The government, although trying to solve some of these problems, appears addicted to public enterprise. It continues to provide state-owned firms with loans and land—which many of them then rent on at a mark-up to the private sector. It invests with Stakhanovite zeal in impressive but uneconomical facilities, such as oil refineries, steel mills and fertiliser plants.
The net result is a massive misallocation of resources. Vietnam's ratio of investment to economic growth has fallen by roughly a quarter in recent years.

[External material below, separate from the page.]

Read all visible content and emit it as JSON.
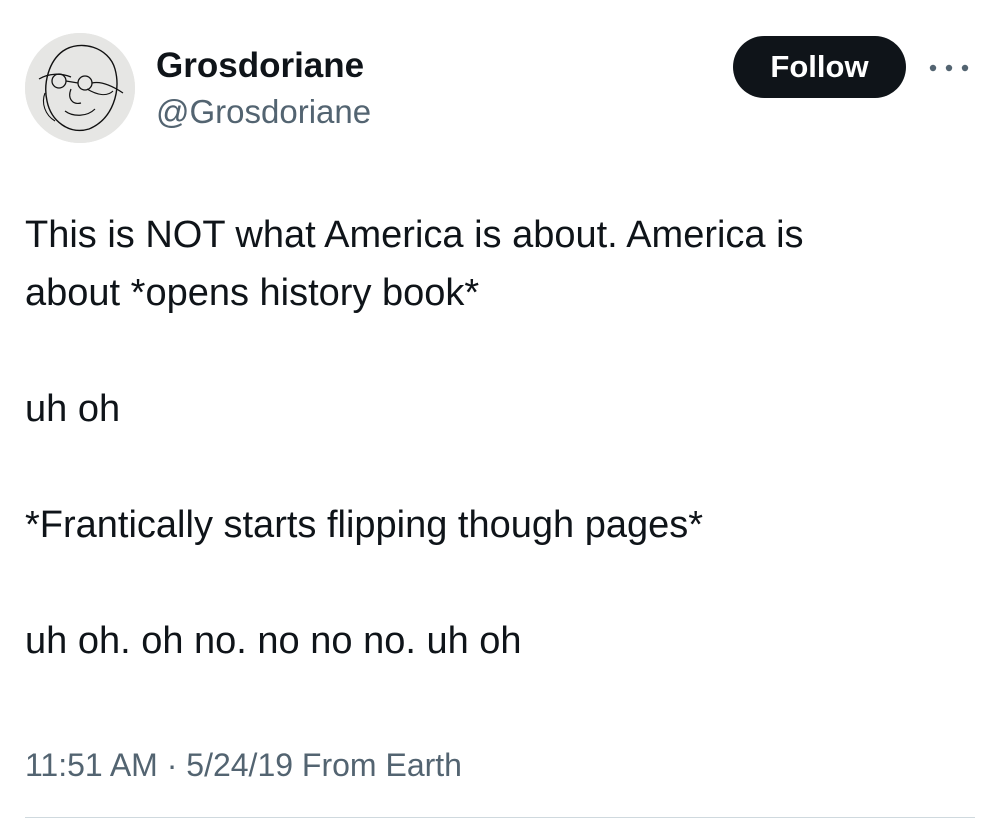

To reverse that slide, argues Robert Glofcheski, an economist at the UN Development Programme, the government must revert to the same tactics that made its agricultural reforms so successful: more spending on health and education, further transfers of assets from the public to the private sector and faster deregulation.

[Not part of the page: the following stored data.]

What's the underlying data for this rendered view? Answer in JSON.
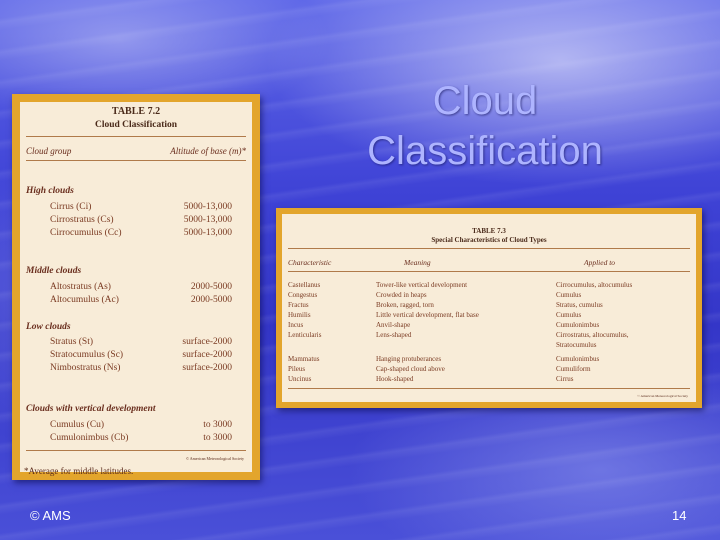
{
  "slide": {
    "title_line1": "Cloud",
    "title_line2": "Classification",
    "footer_left": "© AMS",
    "page_number": "14"
  },
  "table72": {
    "caption1": "TABLE 7.2",
    "caption2": "Cloud Classification",
    "header_left": "Cloud group",
    "header_right": "Altitude of base (m)*",
    "groups": [
      {
        "name": "High clouds",
        "rows": [
          {
            "name": "Cirrus (Ci)",
            "value": "5000-13,000"
          },
          {
            "name": "Cirrostratus (Cs)",
            "value": "5000-13,000"
          },
          {
            "name": "Cirrocumulus (Cc)",
            "value": "5000-13,000"
          }
        ]
      },
      {
        "name": "Middle clouds",
        "rows": [
          {
            "name": "Altostratus (As)",
            "value": "2000-5000"
          },
          {
            "name": "Altocumulus (Ac)",
            "value": "2000-5000"
          }
        ]
      },
      {
        "name": "Low clouds",
        "rows": [
          {
            "name": "Stratus (St)",
            "value": "surface-2000"
          },
          {
            "name": "Stratocumulus (Sc)",
            "value": "surface-2000"
          },
          {
            "name": "Nimbostratus (Ns)",
            "value": "surface-2000"
          }
        ]
      },
      {
        "name": "Clouds with vertical development",
        "rows": [
          {
            "name": "Cumulus (Cu)",
            "value": "to 3000"
          },
          {
            "name": "Cumulonimbus (Cb)",
            "value": "to 3000"
          }
        ]
      }
    ],
    "footnote": "*Average for middle latitudes.",
    "credit": "© American Meteorological Society"
  },
  "table73": {
    "caption1": "TABLE 7.3",
    "caption2": "Special Characteristics of Cloud Types",
    "headers": [
      "Characteristic",
      "Meaning",
      "Applied to"
    ],
    "rows": [
      [
        "Castellanus",
        "Tower-like vertical development",
        "Cirrocumulus, altocumulus"
      ],
      [
        "Congestus",
        "Crowded in heaps",
        "Cumulus"
      ],
      [
        "Fractus",
        "Broken, ragged, torn",
        "Stratus, cumulus"
      ],
      [
        "Humilis",
        "Little vertical development, flat base",
        "Cumulus"
      ],
      [
        "Incus",
        "Anvil-shape",
        "Cumulonimbus"
      ],
      [
        "Lenticularis",
        "Lens-shaped",
        "Cirrostratus, altocumulus,"
      ],
      [
        "",
        "",
        "Stratocumulus"
      ],
      [
        "Mammatus",
        "Hanging protuberances",
        "Cumulonimbus"
      ],
      [
        "Pileus",
        "Cap-shaped cloud above",
        "Cumuliform"
      ],
      [
        "Uncinus",
        "Hook-shaped",
        "Cirrus"
      ]
    ],
    "credit": "© American Meteorological Society"
  }
}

Such moves are particularly important if poverty is to be reduced further. Thanks in part to the stunning success of the past decade, tackling poverty has become more difficult. The poor are now concentrated in remote, rural districts populated chiefly by ethnic minorities—just the sort of area least touched by the government's reform programme. Now that industry has replaced agriculture as the main engine of the economy, cities are growing faster than the countryside. Vietnam cannot afford to provide services to the rural poor, or cope with a population influx in the cities, and cosset state-owned firms at the same time—even during a boom.